I was instantly silent. Aware of my rattling and stared intently into his warm chocolate eyes awaiting any type of response. I waited and waited and waited. He just kept staring, finally I spoke. “Zach?”
He looked at me and said at barely a whisper, “How could I not want you?”
Those are the words I’ve always wanted to hear. But now was not the time for this. The music was pounding so loud through my skull, the beats pulsating every three seconds making me extremely aware of everything around me. The heat. The closeness between us two, how easily I could give in to my deepest desire right in front of me. I was sure that I hadn’t heard him right but as I sat there quietly not sure of how to react, his hand touched my knee and my heart skipped rapidly in a matter of milliseconds. “Sam?” my heart melted.
But deep inside of me, I knew what I had to do, I knew what was right. No matter how much I wanted us to be together, there were so many factors fighting against us. He still had pain from Sarah, how could he not? She had moved halfway across the country forcing them to break up only two days before. I was in the middle of a complicated and confusing relationship with someone else because I had gotten tired of waiting around for two years contemplating if anything would ever become of Zach and I. Now here it was, hitting me in the face, and timing was once again, fighting us. I had to be the strong one here, for both us. I mean, in all honesty, what would you have done? Would fight and abandon all you believed in to be with the one you loved, even if it could ruin everything? Or would you reign in your emotions and be practical of what could be best for the long haul? It’s easy to say one thing, but a whole other ordeal to actual follow through with it.

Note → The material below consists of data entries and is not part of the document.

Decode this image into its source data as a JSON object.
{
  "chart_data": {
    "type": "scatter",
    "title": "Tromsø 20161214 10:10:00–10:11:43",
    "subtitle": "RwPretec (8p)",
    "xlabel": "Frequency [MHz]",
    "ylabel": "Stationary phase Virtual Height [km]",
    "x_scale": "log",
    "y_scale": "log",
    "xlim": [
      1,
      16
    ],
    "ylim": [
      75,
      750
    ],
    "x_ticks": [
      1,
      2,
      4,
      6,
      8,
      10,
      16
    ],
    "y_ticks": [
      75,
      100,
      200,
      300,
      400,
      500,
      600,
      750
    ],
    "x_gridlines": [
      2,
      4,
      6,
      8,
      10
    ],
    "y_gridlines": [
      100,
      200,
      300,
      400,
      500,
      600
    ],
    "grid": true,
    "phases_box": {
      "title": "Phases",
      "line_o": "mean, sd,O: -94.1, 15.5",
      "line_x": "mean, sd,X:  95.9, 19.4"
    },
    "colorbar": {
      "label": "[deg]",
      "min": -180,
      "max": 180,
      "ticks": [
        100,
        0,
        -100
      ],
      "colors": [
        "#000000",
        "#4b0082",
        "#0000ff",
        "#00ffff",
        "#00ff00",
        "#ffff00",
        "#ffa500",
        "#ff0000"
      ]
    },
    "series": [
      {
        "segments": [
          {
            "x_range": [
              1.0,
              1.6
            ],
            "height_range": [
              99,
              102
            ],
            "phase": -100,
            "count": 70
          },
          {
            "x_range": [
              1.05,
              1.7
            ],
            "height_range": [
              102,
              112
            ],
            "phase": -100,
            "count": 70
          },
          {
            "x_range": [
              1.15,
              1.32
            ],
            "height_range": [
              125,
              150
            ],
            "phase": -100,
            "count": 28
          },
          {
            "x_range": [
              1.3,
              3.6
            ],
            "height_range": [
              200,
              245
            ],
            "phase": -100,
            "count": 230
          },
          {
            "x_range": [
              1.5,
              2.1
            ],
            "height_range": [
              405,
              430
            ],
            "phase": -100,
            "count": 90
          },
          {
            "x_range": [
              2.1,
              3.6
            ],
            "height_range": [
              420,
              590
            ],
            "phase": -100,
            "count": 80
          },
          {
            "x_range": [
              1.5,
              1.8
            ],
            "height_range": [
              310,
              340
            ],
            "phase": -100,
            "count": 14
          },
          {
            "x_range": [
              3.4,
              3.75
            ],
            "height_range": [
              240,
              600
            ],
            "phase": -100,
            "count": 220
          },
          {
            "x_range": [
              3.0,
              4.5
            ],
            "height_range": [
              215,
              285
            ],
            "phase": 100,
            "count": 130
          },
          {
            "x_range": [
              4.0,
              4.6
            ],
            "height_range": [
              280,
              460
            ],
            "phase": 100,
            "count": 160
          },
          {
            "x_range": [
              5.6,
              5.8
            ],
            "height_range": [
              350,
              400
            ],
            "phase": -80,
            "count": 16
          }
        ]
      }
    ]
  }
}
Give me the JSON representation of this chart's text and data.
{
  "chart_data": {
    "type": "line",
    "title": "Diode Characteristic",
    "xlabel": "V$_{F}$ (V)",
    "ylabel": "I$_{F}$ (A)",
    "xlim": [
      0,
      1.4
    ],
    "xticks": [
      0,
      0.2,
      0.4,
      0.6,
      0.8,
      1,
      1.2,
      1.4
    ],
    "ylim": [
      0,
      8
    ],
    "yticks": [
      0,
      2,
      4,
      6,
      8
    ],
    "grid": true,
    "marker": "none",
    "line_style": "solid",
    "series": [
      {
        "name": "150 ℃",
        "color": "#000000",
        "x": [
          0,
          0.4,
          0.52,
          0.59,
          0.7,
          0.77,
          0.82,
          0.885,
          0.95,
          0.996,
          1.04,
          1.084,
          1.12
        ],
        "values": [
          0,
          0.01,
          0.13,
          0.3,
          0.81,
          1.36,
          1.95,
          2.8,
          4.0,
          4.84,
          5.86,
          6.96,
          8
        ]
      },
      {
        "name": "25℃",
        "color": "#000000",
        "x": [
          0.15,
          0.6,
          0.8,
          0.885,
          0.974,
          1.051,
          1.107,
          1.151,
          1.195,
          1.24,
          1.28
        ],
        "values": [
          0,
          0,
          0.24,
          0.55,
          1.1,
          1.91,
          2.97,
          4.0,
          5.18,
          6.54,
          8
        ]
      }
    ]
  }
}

I made the choice I thought would be best for both of us. I know that he did not feel the same, but hopefully someday he’ll understand my perspective and view on everything. Hopefully someday he’ll know just how heart-wrenching this decision weighed on me.

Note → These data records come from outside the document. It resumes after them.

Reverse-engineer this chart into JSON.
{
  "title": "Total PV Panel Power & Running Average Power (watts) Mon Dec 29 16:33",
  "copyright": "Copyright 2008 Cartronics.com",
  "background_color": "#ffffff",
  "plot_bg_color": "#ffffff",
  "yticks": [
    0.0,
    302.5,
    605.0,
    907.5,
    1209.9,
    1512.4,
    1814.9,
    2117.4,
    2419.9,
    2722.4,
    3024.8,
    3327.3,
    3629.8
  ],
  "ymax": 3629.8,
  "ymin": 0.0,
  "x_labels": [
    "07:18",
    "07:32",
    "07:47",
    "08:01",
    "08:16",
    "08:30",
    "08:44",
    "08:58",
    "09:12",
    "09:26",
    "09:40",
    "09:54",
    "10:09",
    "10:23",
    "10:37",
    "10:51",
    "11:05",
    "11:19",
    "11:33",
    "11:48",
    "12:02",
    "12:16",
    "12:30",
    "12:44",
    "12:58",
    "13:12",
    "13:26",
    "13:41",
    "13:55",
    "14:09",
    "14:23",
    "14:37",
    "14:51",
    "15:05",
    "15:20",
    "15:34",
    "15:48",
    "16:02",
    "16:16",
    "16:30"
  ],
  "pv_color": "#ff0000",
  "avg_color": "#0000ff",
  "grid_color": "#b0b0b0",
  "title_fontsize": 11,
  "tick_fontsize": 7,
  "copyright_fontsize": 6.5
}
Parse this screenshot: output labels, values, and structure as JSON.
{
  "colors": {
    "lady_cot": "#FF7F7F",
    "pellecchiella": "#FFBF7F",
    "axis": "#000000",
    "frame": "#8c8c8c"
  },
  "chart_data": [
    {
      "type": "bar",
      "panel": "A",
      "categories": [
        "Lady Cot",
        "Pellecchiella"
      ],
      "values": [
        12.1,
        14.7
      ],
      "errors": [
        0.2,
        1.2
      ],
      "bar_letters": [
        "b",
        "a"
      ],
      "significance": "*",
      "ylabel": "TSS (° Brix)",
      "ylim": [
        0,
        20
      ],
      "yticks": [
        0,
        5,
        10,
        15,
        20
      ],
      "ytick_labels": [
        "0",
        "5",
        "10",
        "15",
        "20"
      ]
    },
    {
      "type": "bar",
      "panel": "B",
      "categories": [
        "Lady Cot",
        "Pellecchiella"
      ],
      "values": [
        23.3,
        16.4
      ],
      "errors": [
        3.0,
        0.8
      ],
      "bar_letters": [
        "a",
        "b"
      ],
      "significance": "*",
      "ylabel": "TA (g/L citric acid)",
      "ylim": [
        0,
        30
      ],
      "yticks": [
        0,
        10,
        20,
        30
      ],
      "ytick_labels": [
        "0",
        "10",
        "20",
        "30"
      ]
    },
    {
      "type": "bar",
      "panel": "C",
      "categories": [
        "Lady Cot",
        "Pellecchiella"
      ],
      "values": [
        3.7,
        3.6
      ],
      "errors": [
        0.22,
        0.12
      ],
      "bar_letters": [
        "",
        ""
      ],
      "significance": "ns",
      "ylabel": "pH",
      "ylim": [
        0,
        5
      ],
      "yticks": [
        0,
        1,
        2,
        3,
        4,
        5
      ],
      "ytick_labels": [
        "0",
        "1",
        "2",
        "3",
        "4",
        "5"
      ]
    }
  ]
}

So as I stood there watching the two of them walk away in seemingly perfect harmony, I felt memories wash over me. I felt a release of built up tension in my heart and mind. I was so clouded before with thoughts consumed of him that I couldn’t see so much right in front of me. These thoughts of simplistic things that I’ve always wondered about what it would be like. How it would feel to have the warmth of his palm intertwined in mine. To feel the rush of heat as he embraces me close enough and our faces our just inches apart. The moment when both our feelings mesh together and we have that moment of clarity and serenity.
But there were other things that were more important. Family. School. Friends. College. The future that lay ahead of me. The realization of how different we really were also struck me as a relief to know that I had, in fact, made the right decision. No matter how difficult that was to do.
But I cannot deny that there will always be that thought and image in my mind. The two of us, what could have been turned into what would possibly never be.